Abu Dhabi Investment Council tripled Bitcoin ETF position ahead of market rout

The Abu Dhabi Investment Council significantly expanded its exposure to Bitcoin during the third quarter, increasing its position in BlackRock’s iShares Bitcoin Trust ETF shortly before a sharp correction hit the broader cryptocurrency market.

Regulatory filings show that ADIC, an independently run arm of Mubadala Investment Co., boosted its holdings in the ETF to almost 8 million shares as of Sept. 30, up from 2.4 million shares at the end of the prior quarter. The stake was valued at about $518 million at the time.

Bitcoin’s rally continued into early October, reaching a record high of $126,251, supported in part by accelerating inflows into exchange-traded products such as the iShares Bitcoin Trust, the largest crypto ETF globally with more than $70 billion in assets.

The upswing proved temporary. A wave of forced liquidations tied to leveraged bets triggered a sharp selloff, sending Bitcoin below $92,000 and erasing much of the recent gains.

Mubadala itself disclosed a separate position of 8.7 million IBIT shares valued at $567 million at the end of the third quarter, unchanged from the previous period.

The ETF, which tracks Bitcoin’s price, has fallen roughly 20% since Sept. 30 after gaining 6.2% during the third quarter.

Institutional interest meets investor pullback

Institutional investors beyond Abu Dhabi have also expanded exposure to Bitcoin-linked products.

Harvard Management Co. increased its IBIT holdings during the third quarter, marking additional interest among prominent US endowments.

However, sentiment has shifted sharply since. Investors have withdrawn about $3.1 billion from a group of 12 US spot Bitcoin ETFs so far in November, according to Bloomberg-compiled data.

Outflows have intensified as the recent selloff pushed many ETF holders into loss-making territory.

IBIT recorded a single-day outflow of $523 million on Tuesday, its largest on record, after Bitcoin breached a key price level that left the average investor across US-listed spot ETFs underwater.

The reversal underscores the speed at which crypto-market momentum can shift, even as major sovereign wealth entities and institutional players move to establish or expand long-term positions.

Bitcoin remains under pressure

Bitcoin is struggling to stay above $91,000 on Wednesday as pressure across the broader crypto market persists.

Ethereum and Ripple are also trading lower, mirroring BTC’s weakness.

Risk appetite has faded since mid-October after Federal Reserve Chair Jerome Powell signalled that a December rate cut is not assured.
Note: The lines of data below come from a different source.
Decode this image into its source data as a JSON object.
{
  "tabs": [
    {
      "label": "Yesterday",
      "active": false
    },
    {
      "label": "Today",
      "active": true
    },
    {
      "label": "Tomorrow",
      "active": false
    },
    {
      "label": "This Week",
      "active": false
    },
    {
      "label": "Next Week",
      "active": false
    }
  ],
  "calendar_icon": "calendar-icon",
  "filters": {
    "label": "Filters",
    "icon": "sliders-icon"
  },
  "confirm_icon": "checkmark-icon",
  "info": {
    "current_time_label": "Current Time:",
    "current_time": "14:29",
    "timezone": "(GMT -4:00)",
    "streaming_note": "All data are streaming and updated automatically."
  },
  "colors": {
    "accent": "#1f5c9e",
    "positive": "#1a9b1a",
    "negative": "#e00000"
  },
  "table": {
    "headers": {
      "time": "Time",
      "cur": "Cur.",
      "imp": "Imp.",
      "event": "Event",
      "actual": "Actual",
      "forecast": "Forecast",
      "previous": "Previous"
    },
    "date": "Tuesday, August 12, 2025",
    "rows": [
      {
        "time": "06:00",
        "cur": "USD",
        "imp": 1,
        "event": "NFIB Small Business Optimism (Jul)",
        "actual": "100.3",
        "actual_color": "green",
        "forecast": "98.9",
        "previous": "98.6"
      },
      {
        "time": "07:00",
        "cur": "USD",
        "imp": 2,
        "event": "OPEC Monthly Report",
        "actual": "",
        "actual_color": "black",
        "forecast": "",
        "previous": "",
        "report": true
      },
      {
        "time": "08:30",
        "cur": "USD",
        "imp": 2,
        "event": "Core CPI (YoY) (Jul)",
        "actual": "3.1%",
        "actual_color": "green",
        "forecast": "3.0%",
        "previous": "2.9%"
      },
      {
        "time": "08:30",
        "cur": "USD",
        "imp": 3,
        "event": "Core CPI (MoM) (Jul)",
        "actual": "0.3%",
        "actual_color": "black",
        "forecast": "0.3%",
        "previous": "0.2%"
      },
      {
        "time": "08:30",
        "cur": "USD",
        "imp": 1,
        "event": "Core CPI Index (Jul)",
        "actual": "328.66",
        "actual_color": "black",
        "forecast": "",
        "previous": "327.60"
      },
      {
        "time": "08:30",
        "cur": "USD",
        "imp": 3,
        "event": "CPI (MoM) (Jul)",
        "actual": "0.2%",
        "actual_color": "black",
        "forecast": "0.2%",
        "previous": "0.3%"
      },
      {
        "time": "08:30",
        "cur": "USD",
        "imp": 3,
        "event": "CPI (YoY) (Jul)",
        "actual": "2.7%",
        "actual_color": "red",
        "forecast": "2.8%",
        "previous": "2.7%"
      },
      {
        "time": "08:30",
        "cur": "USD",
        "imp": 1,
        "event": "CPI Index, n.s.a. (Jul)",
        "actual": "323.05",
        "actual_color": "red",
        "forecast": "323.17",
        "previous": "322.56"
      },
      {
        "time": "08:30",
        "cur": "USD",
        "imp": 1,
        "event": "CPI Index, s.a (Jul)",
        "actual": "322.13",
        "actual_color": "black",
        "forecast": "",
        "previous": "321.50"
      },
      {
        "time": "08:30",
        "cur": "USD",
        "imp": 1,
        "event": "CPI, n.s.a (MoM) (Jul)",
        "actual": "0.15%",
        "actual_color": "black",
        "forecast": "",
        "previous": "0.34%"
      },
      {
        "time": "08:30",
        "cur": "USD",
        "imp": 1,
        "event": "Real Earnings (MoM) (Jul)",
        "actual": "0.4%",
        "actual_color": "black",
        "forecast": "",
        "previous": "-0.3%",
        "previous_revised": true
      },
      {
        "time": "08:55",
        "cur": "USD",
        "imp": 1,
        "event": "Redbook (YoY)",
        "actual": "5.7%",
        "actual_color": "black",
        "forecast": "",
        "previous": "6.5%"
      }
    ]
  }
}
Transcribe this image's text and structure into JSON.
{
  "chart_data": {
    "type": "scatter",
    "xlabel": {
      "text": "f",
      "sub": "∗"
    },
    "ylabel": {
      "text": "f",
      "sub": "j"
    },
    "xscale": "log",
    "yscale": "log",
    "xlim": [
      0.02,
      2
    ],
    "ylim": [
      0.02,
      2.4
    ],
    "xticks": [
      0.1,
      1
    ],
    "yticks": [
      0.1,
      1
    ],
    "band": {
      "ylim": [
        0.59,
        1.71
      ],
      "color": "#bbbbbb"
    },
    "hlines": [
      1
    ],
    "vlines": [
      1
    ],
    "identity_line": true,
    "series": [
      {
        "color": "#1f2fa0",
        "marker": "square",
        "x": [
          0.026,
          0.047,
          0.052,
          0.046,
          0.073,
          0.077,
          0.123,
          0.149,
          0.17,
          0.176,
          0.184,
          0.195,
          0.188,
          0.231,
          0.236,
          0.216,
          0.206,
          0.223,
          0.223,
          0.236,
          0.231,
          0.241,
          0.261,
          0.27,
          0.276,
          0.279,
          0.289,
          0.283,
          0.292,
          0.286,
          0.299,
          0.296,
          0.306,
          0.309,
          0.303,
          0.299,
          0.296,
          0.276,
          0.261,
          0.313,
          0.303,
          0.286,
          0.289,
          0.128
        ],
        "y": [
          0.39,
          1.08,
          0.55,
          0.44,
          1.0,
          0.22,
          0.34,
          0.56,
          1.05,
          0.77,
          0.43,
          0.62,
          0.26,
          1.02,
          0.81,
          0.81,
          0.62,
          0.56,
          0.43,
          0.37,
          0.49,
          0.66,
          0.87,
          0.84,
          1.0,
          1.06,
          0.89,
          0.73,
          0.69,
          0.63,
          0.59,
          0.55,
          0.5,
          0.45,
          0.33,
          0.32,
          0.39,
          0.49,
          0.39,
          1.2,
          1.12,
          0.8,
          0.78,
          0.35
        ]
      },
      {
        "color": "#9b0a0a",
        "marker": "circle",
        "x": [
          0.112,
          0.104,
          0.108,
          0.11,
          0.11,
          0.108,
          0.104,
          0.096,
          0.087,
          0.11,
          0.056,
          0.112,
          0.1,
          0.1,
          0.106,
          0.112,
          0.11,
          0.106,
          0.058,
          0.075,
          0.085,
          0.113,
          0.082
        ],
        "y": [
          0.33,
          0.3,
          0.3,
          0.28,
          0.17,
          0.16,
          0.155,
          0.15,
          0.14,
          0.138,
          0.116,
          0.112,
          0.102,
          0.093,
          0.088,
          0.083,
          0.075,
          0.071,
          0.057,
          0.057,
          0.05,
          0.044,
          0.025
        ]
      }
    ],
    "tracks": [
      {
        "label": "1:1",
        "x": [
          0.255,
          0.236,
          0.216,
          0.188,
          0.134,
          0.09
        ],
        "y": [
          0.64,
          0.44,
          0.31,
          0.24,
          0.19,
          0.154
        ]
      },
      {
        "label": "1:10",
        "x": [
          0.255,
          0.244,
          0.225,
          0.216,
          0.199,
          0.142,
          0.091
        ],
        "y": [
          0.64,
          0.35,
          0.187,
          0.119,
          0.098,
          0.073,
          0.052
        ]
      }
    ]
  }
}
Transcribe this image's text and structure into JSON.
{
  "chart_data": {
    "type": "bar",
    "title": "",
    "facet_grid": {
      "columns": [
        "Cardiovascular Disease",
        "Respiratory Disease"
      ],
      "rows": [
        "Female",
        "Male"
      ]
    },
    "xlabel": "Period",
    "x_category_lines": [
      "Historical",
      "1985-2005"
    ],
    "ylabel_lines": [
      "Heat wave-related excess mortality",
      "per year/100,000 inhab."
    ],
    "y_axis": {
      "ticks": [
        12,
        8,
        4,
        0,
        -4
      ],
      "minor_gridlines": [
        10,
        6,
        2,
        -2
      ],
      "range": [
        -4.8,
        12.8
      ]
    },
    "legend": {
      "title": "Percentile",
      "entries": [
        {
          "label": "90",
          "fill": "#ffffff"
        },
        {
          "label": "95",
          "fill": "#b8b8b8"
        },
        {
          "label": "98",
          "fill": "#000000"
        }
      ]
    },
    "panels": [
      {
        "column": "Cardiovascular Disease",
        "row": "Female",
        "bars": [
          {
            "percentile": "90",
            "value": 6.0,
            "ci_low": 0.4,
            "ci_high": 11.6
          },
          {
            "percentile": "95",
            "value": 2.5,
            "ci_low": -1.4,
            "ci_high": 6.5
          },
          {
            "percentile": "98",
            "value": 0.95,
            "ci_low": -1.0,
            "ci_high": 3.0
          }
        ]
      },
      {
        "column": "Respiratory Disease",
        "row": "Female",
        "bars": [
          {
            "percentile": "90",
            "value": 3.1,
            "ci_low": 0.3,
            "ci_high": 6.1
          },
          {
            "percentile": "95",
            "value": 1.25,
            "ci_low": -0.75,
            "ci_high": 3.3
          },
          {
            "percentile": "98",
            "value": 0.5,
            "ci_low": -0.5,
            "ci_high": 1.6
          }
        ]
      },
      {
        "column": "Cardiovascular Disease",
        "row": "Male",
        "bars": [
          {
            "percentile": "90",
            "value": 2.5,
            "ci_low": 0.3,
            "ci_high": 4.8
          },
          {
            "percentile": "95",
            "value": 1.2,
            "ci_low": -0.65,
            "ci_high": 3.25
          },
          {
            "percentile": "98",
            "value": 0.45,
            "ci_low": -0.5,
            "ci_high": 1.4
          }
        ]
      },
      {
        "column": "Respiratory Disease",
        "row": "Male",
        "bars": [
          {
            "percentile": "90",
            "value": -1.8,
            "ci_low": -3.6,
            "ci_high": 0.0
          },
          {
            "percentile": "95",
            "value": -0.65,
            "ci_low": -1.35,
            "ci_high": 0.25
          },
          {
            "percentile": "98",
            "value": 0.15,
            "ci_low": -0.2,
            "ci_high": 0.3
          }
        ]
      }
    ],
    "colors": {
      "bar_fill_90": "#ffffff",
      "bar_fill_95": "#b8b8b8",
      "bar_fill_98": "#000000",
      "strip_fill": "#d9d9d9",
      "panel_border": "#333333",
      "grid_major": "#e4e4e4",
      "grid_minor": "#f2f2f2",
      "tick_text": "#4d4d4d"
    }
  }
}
The downturn that began with the October 10 flash crash has been reinforced by continued outflows from spot exchange-traded funds and subdued retail participation.

Bitcoin spot ETFs recorded another day of heavy withdrawals, posting $373 million in outflows on Tuesday.

According to SoSoValue, the net asset value of BTC ETFs has fallen to $122.29 billion, down from roughly $170 billion on October 6. Cumulative net inflows now average $58.22 billion.